The media has been full of headlines decrying the massive federal debt that the U.S. holds. According to Kohl, it could be worse, but it is certainly an issue that the nation must face to avoid larger economic difficulties in the future.

“Our federal debt level is 92% of GDP. PIIGS (Portugal, Italy, Ireland, Greece, and Spain) generally have debt to GDP levels above 100% in many instances,” he explains. “Of course, these countries have been rescued by Germany and France as they attempt to restructure their economies by cutting spending and reducing entitlements.

“The U.S. federal debt, of which 40% is financed by foreign economies, is at a critical level to impede economic growth,” Kohl continues. “Recent economic papers have concluded that when federal debt exceeds 90% of GDP, it reduces economic growth of the country by one percentage point. This may be one of the reasons why the economy is growing at an anemic 2% instead of the ideal growth of 3% to 3.5%.”

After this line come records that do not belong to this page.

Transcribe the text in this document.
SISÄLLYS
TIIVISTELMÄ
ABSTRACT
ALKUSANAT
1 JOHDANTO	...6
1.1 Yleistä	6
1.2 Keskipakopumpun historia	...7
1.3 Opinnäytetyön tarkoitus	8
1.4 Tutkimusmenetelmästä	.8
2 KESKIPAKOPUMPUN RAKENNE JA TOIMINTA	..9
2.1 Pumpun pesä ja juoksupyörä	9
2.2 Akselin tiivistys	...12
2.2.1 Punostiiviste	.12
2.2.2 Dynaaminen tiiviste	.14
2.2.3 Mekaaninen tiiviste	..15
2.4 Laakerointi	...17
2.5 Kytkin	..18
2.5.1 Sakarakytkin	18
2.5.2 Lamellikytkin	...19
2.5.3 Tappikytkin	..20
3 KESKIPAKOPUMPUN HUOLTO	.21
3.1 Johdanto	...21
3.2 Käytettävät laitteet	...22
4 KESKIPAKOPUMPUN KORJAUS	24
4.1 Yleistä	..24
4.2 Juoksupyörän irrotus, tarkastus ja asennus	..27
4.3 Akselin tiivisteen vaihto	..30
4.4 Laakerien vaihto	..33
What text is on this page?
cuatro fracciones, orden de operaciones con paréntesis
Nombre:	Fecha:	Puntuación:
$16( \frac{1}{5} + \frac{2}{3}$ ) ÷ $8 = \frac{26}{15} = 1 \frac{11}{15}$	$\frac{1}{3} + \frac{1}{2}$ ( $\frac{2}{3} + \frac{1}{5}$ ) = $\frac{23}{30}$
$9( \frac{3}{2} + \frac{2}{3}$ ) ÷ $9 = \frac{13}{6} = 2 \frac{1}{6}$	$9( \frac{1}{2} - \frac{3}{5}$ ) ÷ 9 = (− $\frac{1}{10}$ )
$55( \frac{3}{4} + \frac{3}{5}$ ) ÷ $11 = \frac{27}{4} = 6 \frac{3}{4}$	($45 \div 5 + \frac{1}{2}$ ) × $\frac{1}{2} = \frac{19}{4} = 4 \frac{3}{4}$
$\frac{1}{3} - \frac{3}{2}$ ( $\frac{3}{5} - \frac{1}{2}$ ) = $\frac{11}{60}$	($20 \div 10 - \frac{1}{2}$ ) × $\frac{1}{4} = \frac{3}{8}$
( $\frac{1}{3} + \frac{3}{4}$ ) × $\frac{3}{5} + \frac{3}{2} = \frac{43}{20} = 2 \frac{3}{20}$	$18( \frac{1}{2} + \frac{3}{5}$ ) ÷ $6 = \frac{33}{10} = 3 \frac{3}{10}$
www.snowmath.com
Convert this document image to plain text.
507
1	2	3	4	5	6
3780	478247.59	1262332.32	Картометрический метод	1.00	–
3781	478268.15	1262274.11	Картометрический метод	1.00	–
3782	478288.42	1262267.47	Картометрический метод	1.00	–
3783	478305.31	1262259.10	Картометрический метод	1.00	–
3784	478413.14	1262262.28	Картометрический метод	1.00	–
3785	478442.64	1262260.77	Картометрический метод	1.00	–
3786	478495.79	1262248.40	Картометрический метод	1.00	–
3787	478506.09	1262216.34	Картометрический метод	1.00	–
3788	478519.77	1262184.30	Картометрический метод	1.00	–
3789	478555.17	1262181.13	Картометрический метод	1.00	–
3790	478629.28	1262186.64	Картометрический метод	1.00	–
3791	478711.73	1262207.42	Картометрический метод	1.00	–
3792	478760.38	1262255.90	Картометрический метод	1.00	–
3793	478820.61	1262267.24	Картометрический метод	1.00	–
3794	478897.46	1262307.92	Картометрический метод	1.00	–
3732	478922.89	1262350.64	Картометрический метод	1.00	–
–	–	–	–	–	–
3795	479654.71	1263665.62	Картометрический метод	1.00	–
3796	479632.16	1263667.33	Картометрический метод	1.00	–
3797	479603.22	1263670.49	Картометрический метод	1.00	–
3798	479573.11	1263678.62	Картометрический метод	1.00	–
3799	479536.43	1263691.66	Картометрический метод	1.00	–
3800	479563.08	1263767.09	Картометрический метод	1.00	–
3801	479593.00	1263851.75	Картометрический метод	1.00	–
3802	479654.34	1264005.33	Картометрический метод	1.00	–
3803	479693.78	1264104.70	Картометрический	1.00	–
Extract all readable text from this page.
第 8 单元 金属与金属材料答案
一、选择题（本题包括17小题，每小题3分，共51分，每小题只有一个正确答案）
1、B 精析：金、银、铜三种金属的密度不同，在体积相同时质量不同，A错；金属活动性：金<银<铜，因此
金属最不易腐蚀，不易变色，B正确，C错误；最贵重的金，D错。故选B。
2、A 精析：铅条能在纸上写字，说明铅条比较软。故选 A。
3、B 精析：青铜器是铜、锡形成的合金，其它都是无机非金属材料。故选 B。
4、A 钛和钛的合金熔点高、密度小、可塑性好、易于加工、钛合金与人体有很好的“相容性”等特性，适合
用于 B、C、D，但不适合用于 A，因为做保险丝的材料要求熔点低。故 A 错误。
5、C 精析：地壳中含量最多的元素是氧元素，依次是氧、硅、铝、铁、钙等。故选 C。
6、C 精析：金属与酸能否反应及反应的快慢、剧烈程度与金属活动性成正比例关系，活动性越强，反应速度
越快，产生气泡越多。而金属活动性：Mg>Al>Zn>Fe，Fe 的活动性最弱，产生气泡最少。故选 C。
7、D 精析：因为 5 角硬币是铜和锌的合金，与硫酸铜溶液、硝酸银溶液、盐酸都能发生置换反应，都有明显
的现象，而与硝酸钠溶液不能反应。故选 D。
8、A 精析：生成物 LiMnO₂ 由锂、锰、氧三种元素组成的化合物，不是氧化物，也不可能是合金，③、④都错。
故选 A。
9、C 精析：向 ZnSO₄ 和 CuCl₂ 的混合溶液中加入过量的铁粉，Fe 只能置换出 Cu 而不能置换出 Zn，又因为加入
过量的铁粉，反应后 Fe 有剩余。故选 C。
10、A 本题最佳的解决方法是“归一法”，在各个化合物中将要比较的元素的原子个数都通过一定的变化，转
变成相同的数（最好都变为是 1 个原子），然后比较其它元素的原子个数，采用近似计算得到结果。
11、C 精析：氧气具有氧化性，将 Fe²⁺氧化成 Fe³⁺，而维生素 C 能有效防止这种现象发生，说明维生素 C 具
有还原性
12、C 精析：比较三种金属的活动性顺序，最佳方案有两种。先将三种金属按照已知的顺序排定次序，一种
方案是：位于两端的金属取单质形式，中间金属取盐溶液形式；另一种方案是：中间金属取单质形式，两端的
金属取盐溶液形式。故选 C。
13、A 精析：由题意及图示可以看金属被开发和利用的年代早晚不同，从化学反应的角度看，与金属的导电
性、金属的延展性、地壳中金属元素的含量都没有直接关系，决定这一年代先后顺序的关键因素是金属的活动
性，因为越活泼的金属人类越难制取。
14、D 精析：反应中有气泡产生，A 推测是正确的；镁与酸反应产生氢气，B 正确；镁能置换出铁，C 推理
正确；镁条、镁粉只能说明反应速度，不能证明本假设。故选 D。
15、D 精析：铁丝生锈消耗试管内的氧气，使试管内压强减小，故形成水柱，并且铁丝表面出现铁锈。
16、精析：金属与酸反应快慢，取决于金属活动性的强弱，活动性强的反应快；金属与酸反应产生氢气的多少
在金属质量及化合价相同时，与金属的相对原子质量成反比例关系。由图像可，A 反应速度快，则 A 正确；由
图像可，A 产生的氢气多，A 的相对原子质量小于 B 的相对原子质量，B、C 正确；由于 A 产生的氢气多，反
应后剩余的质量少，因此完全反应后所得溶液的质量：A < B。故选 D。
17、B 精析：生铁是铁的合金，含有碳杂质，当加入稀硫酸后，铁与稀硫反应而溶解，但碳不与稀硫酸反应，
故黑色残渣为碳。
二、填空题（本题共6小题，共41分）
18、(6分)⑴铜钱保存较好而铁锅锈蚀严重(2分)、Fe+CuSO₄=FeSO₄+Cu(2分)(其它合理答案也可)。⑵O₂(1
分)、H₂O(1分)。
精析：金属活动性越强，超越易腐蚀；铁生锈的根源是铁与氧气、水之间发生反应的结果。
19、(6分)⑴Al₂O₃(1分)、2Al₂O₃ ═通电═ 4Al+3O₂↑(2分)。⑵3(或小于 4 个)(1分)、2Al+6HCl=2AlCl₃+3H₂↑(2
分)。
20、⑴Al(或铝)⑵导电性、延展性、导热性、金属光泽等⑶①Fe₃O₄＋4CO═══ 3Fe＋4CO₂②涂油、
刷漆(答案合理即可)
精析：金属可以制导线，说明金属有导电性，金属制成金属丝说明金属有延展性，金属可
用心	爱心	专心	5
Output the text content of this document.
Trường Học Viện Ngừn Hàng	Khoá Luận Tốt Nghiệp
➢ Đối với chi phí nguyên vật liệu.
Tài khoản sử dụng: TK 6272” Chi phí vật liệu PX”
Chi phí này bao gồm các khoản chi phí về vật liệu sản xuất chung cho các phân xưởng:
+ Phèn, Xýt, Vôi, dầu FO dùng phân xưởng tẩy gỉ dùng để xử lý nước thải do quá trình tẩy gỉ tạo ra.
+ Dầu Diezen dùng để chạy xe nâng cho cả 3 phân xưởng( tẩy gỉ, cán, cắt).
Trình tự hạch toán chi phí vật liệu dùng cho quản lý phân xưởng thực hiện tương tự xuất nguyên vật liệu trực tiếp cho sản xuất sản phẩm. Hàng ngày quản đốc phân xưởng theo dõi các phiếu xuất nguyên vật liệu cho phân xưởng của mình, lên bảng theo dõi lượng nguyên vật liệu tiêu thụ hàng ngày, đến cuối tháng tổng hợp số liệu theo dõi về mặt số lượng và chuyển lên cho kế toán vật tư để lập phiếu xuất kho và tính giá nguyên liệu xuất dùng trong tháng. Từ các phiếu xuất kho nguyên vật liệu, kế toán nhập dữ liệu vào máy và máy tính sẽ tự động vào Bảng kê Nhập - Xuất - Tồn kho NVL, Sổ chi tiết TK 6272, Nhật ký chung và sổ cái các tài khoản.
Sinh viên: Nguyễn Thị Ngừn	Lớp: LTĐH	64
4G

In an attempt to encourage economic growth, the Federal Reserve has been pumping cash into the economy by a mechanism called quantitative easing (QE). This is a process in which the reserve buys U.S. treasuries in an attempt to get others to invest in equities and asset-based investments. Recently, the Fed committed to spend $600 billion in a second round of easing or QE2. This was meant to stimulate the economy, but set off inflation alarm bells for some.

“QE2 is meant to encourage the wealth effect, which is when people feel wealthier through increased stock, real estate, and investment values, they tend to spend more,” say Kohl. “Since consumption accounts for 72% of our economy, the wealth effect has a major impact. A secondary component of QE2 was to devalue the dollar to encourage exports to grow the economy.”

Kohl says the effect easing has had on inflation probably won’t cause inflation for the entire economy. “However, it is creating local and regional land value bubbles in certain sections of the Midwest and other parts of the economy related to food, fiber, and fuel,” he says. “Watch for QE3 and beyond, if the economy does not rebalance. That is when inflation concerns become front and center.”

Ag Models For Success

Kohl recounts a recent speech by Walter Robb, founder of Whole Foods Market, which targets natural, local, and organic producers. In his speech, Robb touted the potential growth of this segment of the ag industry. He also pointed out that other segments of the industry are needed to feed a hungry world.

“Yes, the traditional agricultural producer will still have a place,” Kohl says of Robb’s comments. “This segment will focus on innovative efficiencies, modest growth and debt levels, and living withdrawals. Possible use of non-farm income or business revenue may be used. The large, complex family business, linking with agribusiness, will be a major player, as well.”